Jean
Ier de
Luxembourg,
dit
l'Aveugle né le 10 août 1296, roi de
Bohême en 1310 par
son premier mariage, comte de
Luxembourg en 1313, roi
titulaire de Pologne. Devenu aveugle en 1340 suite
à une opération manquée aux yeux, il meurt au cours de la bataille de
Crécy le 26 août 1346.
Jean l'aveugle a peu régné sur son royaume
de Bohème dont il laisse la gestion à sa femme qui est l'héritière
du royaume. Du fait de sa prodigalité et de ses grands projets
politiques dont peu aboutirent, il a surtout contribué à alourdir
la fiscalité de ce royaume riche et épargné par la grande
peste.
Ses réalisations sont plus importantes au
Luxembourg où il mène une politique active et couteuse de
fortifications du comté et d'expansion territoriale. En 1331-1332,
il accorde des privilèges aux comtés de Durbuy et
de Laroche,
ainsi qu'à Bastogne,
leur conférant le statut de ville. Il fait construire des
forteresses aux frontières, ce qui lui permet de prendre sous sa
protection de nouveaux vassaux.

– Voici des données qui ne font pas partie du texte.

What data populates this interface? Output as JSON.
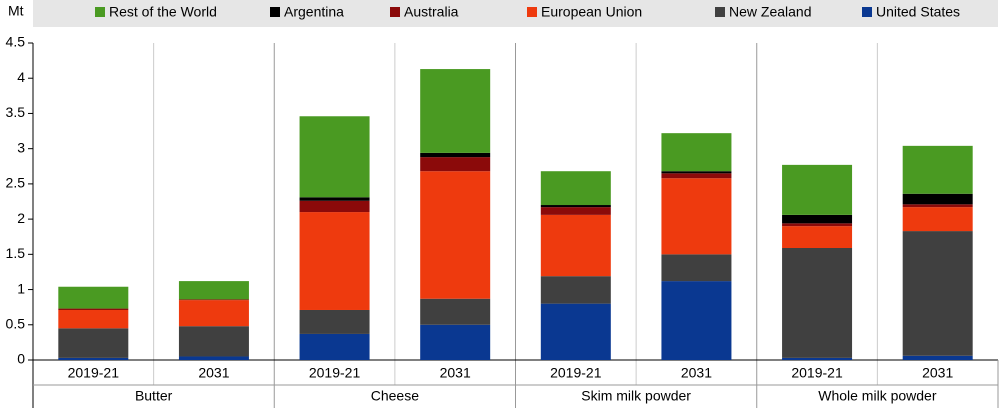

Utilisant les rentes versées par le
roi de France ou les revenus du royaume de Bohème, il fait
l'acquisition de seigneuries limitrophes quitte à s'endetter à une
époque où la petite noblesse, frappée par la crise de la féodalité,
engage ses possessions. Il agrandit la ville en faisant construire
un troisième mur d'enceinte. En 1340, il fonde la Foire de
Luxembourg, ce qui bénéficie à cette région idéalement
placée sur les routes commerciales qui relient l'Europe du nord à
la méditerranée en suivant le bassin du Rhin les cols alpestres et
le bassin du Pô. Avec la guerre de Cent Ans, cette voie profite de
la diminution du trafic le long de l'axe rhodanien rançonné par les
Grandes
Compagnies et de la perte d'influence des foires de
Champagne. Ces foires se sont perpétuées et sont
devenues la plus grande fête foraine luxembourgeoise, commençant
aujourd'hui encore à la Saint-Barthélémy, le 24
août.
Jean l'Aveugle est l'archétype de l'idéal
chevaleresque en vogue au XIVe siècle. C'est à cette époque
que les romans courtois, les légendes de la table
ronde ou de Roland,
sont le plus populaires. Son vécu est marqué par sa recherche de la
gloire chevaleresque dans les tournois mais aussi, parfois, pour
des visées politiques utopiques. Pour les mettre en pratique, le
roi chevalier accumule les performances physiques, comme de
parcourir à cheval en deux semaines les mille kilomètres qui
séparent Prague de Paris. Son squelette, encore récemment
expertisé, est celui d'un corps rompu aux exercices équestres de
longue haleine.
C'est à Crécy, bien qu'aveugle, qu'il
décide pourtant de se faire attacher à deux de ses chevaliers,
partant ainsi au cœur de la mêlée. Tuant sur son passage
autant d'amis que d'ennemis, il reçoit plusieurs coups d'épée
mortels qui le condamne à mourir sur le champ de bataille. Son
cadavre n'est retrouvé que le lendemain.